Signé par cinq jeunes cinéastes, ce bel ensemble de courts métrages hivernaux, d’un niveau très homogène, provient des quatre coins de l’Europe, de la France à la Russie. Émergent deux pépites sorties des studios moscovites Soyuzmultfilm, d’une concision toute poétique. Réalisé en stop motion, le dynamique Le Bonhomme de neige (Aleksey Pochivalov, 2021) voit un lapin affamé dévorer la réserve de carottes nasales d’une famille de bonshommes. L’occasion d’expérimentations surréalistes avec d’autres « nez », à la manière du Monsieur Patate de Toy Story. Dans le touchant Une visite surprise ! (Marina Moshkova, 2020), la simplicité du trait renvoie à celle du récit : un ours blanc grognon accueille dans son igloo un ours brun joyeux.

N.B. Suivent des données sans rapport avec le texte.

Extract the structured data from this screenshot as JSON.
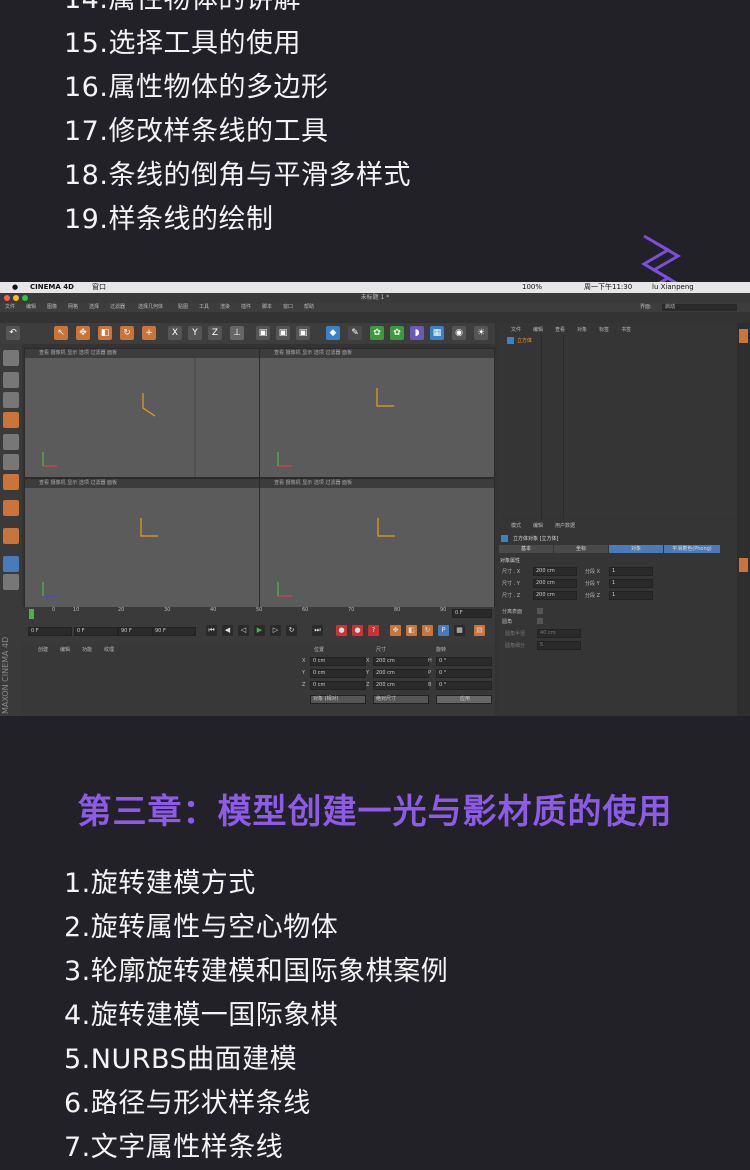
{
  "top_list": [
    "14.属性物体的讲解",
    "15.选择工具的使用",
    "16.属性物体的多边形",
    "17.修改样条线的工具",
    "18.条线的倒角与平滑多样式",
    "19.样条线的绘制"
  ],
  "chapter_title": "第三章：模型创建一光与影材质的使用",
  "bottom_list": [
    "1.旋转建模方式",
    "2.旋转属性与空心物体",
    "3.轮廓旋转建模和国际象棋案例",
    "4.旋转建模一国际象棋",
    "5.NURBS曲面建模",
    "6.路径与形状样条线",
    "7.文字属性样条线"
  ],
  "colors": {
    "accent": "#8c5ce6",
    "background": "#222128"
  },
  "screenshot": {
    "mac_menu": {
      "app": "CINEMA 4D",
      "window": "窗口",
      "battery": "100%",
      "clock": "周一下午11:30",
      "user": "lu Xianpeng"
    },
    "window_title": "未标题 1 *",
    "menus": [
      "文件",
      "编辑",
      "查看",
      "对象",
      "标签",
      "书签"
    ],
    "main_menus": [
      "文件",
      "编辑",
      "图像",
      "网格",
      "选择",
      "过滤器",
      "选择几何体",
      "贴图",
      "工具",
      "渲染",
      "插件",
      "脚本",
      "窗口",
      "帮助"
    ],
    "layout_label": "界面:",
    "layout_value": "启动",
    "viewport_menu": [
      "查看",
      "摄像机",
      "显示",
      "选项",
      "过滤器",
      "面板"
    ],
    "object_name": "立方体",
    "attr_menu": [
      "模式",
      "编辑",
      "用户数据"
    ],
    "attr_title": "立方体对象 [立方体]",
    "attr_tabs": [
      "基本",
      "坐标",
      "对象",
      "平滑着色(Phong)"
    ],
    "attr_section": "对象属性",
    "attr_fields": [
      {
        "label": "尺寸 . X",
        "value": "200 cm",
        "seg_label": "分段 X",
        "seg": "1"
      },
      {
        "label": "尺寸 . Y",
        "value": "200 cm",
        "seg_label": "分段 Y",
        "seg": "1"
      },
      {
        "label": "尺寸 . Z",
        "value": "200 cm",
        "seg_label": "分段 Z",
        "seg": "1"
      }
    ],
    "attr_checks": [
      "分离表面",
      "圆角",
      "圆角半径",
      "圆角细分"
    ],
    "fillet_radius": "40 cm",
    "fillet_sub": "5",
    "timeline_ticks": [
      "0",
      "10",
      "20",
      "30",
      "40",
      "50",
      "60",
      "70",
      "80",
      "90"
    ],
    "frame_end": "0 F",
    "time_fields": [
      "0 F",
      "0 F",
      "90 F",
      "90 F"
    ],
    "material_menu": [
      "创建",
      "编辑",
      "功能",
      "纹理"
    ],
    "coord_headers": [
      "位置",
      "尺寸",
      "旋转"
    ],
    "coords": [
      {
        "axis": "X",
        "pos": "0 cm",
        "size": "200 cm",
        "rot_label": "H",
        "rot": "0 °"
      },
      {
        "axis": "Y",
        "pos": "0 cm",
        "size": "200 cm",
        "rot_label": "P",
        "rot": "0 °"
      },
      {
        "axis": "Z",
        "pos": "0 cm",
        "size": "200 cm",
        "rot_label": "B",
        "rot": "0 °"
      }
    ],
    "coord_mode": "对象 (相对)",
    "coord_size_mode": "绝对尺寸",
    "apply_label": "应用",
    "brand": "MAXON CINEMA 4D"
  }
}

Grâce à une animation singulière, deux autres films tirent leur épingle du jeu. Le germano-bulgare Mishou (Milen Vitanov, 2020) mêle 2D numérique et stop motion pour suivre les traces d’un chien oublié par une touriste, puis recueilli par quatre lièvres de l’Arctique, entre les Lapins crétins (pour l’expressivité des visages) et les Dalton (pour les différences de taille). Le letton Chut… petit ours (Māra Liniņa, 2022) se distingue, lui, par son univers ouaté façon Bonne nuit les petits, en animation de laine. Moins audacieux techniquement, Luce et le Rocher (Britt Raes, 2022) propose néanmoins un parti pris fort avec une animation 2D tout en couleurs primaires. Soit une étrange histoire d’amitié entre une petite fille et un gros caillou, où les lampes de poche font des trouées jaunes dans la nuit bleue.